Market capitalization is calculated by multiplying the number of outstanding shares by the current market price of the stock. The weight of each stock in the index is then calculated by dividing the market capitalization of the stock by the total market capitalization of all the stocks in the index.
This means that larger companies with higher market capitalizations have a greater influence on the index than smaller companies. The idea behind this weighting method is that larger companies are generally considered to be more important and influential in the overall economy, and therefore should have a greater impact on the index.
In contrast, price weighting, also known as the equal-dollar weighting method, assigns equal weight to each stock in the index based on its price per share. This means that higher-priced stocks have a greater impact on the index than lower-priced stocks, regardless of the company's size or market capitalization.
Equal weighting, as the name suggests, assigns equal weight to each stock in the index, regardless of its size, market capitalization, or price per share. This method is often used by index funds that aim to provide broad exposure to a particular market or sector.

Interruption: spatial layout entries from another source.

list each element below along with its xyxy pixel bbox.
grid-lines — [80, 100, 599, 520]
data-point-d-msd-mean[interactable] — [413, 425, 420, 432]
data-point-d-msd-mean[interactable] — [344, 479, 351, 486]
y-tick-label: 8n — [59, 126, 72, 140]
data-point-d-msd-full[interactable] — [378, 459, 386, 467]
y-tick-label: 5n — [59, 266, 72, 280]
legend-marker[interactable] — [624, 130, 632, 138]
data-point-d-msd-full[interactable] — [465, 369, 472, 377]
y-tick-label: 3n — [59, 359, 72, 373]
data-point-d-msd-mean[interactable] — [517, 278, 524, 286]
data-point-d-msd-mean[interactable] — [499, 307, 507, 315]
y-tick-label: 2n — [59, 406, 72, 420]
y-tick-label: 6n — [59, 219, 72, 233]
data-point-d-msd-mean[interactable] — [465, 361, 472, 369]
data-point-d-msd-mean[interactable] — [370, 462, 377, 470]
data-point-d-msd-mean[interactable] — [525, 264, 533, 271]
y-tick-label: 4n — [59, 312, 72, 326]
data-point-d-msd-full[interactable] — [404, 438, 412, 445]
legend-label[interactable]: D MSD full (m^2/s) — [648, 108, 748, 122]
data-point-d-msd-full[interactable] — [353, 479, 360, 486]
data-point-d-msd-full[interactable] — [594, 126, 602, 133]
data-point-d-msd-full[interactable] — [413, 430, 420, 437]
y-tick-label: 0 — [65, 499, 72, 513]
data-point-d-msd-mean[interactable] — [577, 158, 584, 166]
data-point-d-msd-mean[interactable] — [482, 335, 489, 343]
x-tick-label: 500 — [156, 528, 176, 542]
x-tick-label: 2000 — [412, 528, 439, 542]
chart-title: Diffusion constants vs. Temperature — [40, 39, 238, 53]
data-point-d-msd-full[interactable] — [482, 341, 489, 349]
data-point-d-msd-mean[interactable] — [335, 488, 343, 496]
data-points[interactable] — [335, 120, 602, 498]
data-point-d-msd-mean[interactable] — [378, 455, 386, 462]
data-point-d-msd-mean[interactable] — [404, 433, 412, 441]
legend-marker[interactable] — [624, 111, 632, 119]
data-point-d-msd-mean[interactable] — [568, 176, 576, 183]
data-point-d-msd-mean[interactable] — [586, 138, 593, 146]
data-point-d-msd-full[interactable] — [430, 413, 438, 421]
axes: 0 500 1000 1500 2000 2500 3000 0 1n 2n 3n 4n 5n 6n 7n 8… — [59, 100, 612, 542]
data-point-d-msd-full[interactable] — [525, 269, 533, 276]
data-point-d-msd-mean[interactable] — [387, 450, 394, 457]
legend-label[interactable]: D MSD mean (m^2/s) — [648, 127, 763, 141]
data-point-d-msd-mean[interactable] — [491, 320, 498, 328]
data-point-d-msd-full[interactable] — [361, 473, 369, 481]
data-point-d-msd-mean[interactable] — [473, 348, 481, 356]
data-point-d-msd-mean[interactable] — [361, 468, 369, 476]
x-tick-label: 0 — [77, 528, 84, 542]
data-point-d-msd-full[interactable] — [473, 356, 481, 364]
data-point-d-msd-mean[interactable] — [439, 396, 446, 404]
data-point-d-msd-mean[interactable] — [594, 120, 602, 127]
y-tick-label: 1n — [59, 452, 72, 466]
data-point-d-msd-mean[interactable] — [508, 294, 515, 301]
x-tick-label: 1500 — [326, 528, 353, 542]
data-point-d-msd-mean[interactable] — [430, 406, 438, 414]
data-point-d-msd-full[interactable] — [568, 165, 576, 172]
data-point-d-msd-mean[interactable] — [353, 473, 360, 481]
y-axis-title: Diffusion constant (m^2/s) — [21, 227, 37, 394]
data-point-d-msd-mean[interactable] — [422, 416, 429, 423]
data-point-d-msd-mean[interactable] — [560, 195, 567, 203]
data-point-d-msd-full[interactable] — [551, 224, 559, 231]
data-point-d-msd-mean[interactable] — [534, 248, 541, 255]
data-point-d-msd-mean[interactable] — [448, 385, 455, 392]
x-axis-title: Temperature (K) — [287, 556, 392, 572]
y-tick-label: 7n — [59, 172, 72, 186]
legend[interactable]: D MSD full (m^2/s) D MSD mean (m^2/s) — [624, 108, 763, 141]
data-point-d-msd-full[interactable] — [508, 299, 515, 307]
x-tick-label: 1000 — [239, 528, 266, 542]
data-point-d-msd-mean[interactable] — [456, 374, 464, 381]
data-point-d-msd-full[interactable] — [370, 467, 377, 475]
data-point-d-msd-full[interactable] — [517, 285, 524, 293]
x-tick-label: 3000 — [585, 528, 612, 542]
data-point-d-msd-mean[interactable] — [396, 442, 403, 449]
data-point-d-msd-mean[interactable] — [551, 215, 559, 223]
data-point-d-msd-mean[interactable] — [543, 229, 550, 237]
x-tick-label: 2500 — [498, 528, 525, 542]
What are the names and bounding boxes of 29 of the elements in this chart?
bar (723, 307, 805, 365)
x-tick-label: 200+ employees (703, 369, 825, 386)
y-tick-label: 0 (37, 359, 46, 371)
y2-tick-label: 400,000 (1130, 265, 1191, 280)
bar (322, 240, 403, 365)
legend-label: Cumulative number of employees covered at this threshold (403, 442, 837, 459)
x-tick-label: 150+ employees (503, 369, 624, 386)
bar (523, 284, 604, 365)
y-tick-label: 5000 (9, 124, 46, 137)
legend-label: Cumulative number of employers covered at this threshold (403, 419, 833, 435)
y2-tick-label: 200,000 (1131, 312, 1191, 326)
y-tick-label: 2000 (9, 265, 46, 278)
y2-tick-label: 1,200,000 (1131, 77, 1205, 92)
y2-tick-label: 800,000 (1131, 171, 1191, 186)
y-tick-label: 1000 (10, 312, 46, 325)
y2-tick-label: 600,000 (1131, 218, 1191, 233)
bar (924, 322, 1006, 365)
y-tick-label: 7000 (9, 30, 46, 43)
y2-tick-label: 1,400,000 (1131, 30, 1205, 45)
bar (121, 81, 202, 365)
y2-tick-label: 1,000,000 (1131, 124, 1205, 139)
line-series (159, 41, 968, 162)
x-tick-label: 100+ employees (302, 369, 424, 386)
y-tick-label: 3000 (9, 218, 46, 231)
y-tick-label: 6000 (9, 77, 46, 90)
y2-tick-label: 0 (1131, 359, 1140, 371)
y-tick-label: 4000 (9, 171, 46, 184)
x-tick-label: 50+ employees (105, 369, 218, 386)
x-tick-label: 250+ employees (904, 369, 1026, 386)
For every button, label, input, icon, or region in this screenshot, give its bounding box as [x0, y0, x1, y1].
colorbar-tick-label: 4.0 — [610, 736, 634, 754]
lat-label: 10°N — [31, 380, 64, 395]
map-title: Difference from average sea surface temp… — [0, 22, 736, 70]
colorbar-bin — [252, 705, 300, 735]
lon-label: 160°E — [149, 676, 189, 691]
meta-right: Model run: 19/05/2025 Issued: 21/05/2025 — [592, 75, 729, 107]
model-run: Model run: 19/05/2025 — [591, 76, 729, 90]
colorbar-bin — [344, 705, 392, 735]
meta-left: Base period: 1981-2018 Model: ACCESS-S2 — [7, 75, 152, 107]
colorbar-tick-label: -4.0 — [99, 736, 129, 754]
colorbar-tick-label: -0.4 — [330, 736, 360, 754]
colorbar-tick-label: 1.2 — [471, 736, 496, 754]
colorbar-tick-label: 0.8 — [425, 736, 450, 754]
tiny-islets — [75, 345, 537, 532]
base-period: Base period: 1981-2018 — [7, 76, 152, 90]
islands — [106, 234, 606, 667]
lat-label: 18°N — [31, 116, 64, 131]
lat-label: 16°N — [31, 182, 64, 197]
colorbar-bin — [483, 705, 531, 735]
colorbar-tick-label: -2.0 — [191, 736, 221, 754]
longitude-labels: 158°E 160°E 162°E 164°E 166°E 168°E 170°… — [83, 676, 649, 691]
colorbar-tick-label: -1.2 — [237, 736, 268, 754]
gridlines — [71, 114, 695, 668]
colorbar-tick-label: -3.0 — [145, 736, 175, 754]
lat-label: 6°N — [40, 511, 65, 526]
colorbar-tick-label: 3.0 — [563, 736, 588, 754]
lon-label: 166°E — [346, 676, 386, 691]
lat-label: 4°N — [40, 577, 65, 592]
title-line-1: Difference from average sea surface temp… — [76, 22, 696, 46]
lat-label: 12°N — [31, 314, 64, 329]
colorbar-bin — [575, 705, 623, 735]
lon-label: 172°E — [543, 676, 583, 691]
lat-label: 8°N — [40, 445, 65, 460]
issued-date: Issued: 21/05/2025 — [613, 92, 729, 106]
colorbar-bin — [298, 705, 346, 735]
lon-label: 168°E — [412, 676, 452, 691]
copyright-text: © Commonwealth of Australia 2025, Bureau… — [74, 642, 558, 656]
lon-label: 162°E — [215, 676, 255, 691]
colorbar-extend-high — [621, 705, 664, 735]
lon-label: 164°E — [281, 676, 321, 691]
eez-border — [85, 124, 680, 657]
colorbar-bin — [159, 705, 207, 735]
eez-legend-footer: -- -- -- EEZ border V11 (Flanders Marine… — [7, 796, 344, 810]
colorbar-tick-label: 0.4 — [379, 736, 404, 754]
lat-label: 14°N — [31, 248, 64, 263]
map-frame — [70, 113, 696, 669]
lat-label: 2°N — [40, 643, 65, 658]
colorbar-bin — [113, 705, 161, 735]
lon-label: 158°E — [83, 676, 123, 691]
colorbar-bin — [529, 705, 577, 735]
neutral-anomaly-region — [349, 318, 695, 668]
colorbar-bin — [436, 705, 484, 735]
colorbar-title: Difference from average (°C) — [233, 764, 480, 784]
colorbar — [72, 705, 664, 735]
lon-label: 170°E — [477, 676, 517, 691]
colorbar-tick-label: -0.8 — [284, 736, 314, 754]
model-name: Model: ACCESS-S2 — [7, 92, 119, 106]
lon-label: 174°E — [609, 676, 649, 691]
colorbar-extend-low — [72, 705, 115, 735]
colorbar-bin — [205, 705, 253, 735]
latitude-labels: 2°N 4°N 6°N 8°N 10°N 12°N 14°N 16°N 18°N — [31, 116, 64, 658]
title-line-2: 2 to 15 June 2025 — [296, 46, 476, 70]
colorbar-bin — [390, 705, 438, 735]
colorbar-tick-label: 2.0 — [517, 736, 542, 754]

Base weighting, on the other hand, is a less common method that involves selecting a base period for the index and assigning weights based on the values of the stocks during that period. This method is typically used for historical analysis or to compare the performance of the index over different time periods.
In summary, capitalization weighting, also known as value weighting, is a method of calculating the value of a stock market index based on the market capitalization of each stock in the index. This method assigns greater weight to larger companies, reflecting their greater impact on the overall economy.